The question seemed to stop him cold. His ears trembled, giving more away than his face did; his expression was more quizzical than anything else, a man trying to find the answer to a question he didn’t fully understand. “I don’t know what you mean.”


“How much did Rayseline pay you for your help? Hell, how did she even find you?” I turned to face him, meeting his eyes with my own. “Don’t fuck around with me. I’m not in the mood to waste time kicking your ass tonight.”

“I really don’t know what you mean, October,” he said, and took a step toward me, holding his hands out in supplication. “Ain’t nobody paid me nothing since you paid me for that information on the kidnappings. I’m packing to get out of town, like I told you I was going to—like you would be, if you had any sense. It’s not too late, you know. You can ditch the preschool, blow this pretzel stand with me. We can set up business in some new city, someplace that doesn’t have the baggage this one does. You and me, just like old times . . .”

The smell of damp linen and pine gathered around him as he spoke, the tangled edges of his magic trying to slink past my defenses. Glastig are masters of persuasion. If Bucer had been a pureblood, I might have had reason to worry. As it was, I glanced to my companions, trying to measure how they were holding up in front of Bucer’s barrage of magically persuasive chatter. Quentin looked dubious; Raj looked disgusted. Only Connor looked like he was coming around to Bucer’s line of crap. That was fine. Training him wasn’t my problem.

I turned back to Bucer, took three long steps forward, and grabbed the edge of one sensitive ear before he had a chance to react. He yelped. I twisted. He yelped louder, the smell of linen and pine dissipating. “I was trying to do this the nice way, Bucer, but oh, no, we can’t have nice things, can we? You just had to go and try enchanting me. Now we can’t play nicely anymore. That was a mistake, don’t you agree?”

“You’re hurting me!” he wailed.

“No, I’m showing you that I can hurt you.” I let go. He staggered back a step, eyes wide and wounded. “Someone told Raysel where to find my daughter, Bucer. It wasn’t me. It wasn’t Connor, because he didn’t know. Not even the Queen knew where she was. It was a secret, and someone told.”

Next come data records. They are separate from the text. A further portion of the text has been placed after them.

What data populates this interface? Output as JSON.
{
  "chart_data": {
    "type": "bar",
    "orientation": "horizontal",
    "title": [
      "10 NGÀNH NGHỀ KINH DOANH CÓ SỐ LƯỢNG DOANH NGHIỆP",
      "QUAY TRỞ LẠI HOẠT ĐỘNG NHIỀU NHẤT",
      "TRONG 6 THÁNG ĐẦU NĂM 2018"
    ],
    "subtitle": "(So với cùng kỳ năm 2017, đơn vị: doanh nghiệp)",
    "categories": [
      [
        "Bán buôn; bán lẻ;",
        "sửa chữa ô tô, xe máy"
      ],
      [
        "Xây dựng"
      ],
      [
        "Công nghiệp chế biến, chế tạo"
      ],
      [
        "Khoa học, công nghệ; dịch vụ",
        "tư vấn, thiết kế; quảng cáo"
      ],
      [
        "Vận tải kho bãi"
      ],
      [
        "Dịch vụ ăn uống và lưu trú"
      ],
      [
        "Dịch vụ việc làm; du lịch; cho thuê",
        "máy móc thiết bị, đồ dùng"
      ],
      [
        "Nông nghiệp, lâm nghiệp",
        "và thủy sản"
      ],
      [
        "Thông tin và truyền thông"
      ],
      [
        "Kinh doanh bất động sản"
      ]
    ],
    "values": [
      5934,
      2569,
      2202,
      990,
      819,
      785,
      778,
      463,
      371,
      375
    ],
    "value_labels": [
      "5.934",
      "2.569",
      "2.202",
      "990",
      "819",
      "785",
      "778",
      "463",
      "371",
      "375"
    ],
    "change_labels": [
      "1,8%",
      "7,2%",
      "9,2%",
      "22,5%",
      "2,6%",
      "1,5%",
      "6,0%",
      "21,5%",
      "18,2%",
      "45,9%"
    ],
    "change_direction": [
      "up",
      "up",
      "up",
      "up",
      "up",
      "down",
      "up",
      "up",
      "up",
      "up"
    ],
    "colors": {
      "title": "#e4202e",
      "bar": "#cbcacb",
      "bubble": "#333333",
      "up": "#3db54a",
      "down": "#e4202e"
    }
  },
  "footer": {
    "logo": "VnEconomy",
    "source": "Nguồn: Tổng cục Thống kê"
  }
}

Bucer licked his lips, looking cornered. That wasn’t much of a surprise. He was cornered. “Somebody had to know where she was. Maybe that liege of yours—”

“Sylvester would never have told anyone where to find Gillian. Not even his own daughter knew where to find mine. But Devin knew, didn’t he? Devin knew what she looked like, because he sent a Doppelganger that looked just like her to my door. And if Devin knew, someone had to find out for him. You’ve always been good at finding things out, haven’t you, Bucer?” I took a step forward, closing the distance between us again. “How did she find you? How much did she pay you?”

He looked into my eyes. Whatever it was he saw there, he didn’t seem to like it very much. “I don’t know how she found me,” he whispered. “People like her, they always find people like us when they need to, you know? Someone told her who I was. That we used to work together, that I’d . . . I’d . . .”

“That you’d know where to find my little girl.”

Bucer took a slow breath before he said, “Yeah. That’s what she wanted. One of the things, anyhow. Maeve’s ass, Toby, you left the kid. She was going to get hurt sooner or later. You had to know that. I was doing you a favor.”

My hands itched to lock around his throat. I fought the urge back, taking a calming breath. “And you don’t know who sent her?”

“No.” His ears drooped. “I just wish whoever it was had sent her to somebody else. This ain’t worth it.”

“No. It’s not. What did she pay you?”

Bucer’s expression turned shifty again. “Money. Lots of it. And she said she’d make sure I had time to get out of the Kingdom before they found the bodies of the little boys. She said I could come back when the fighting was over, and they’d make me a Baron.”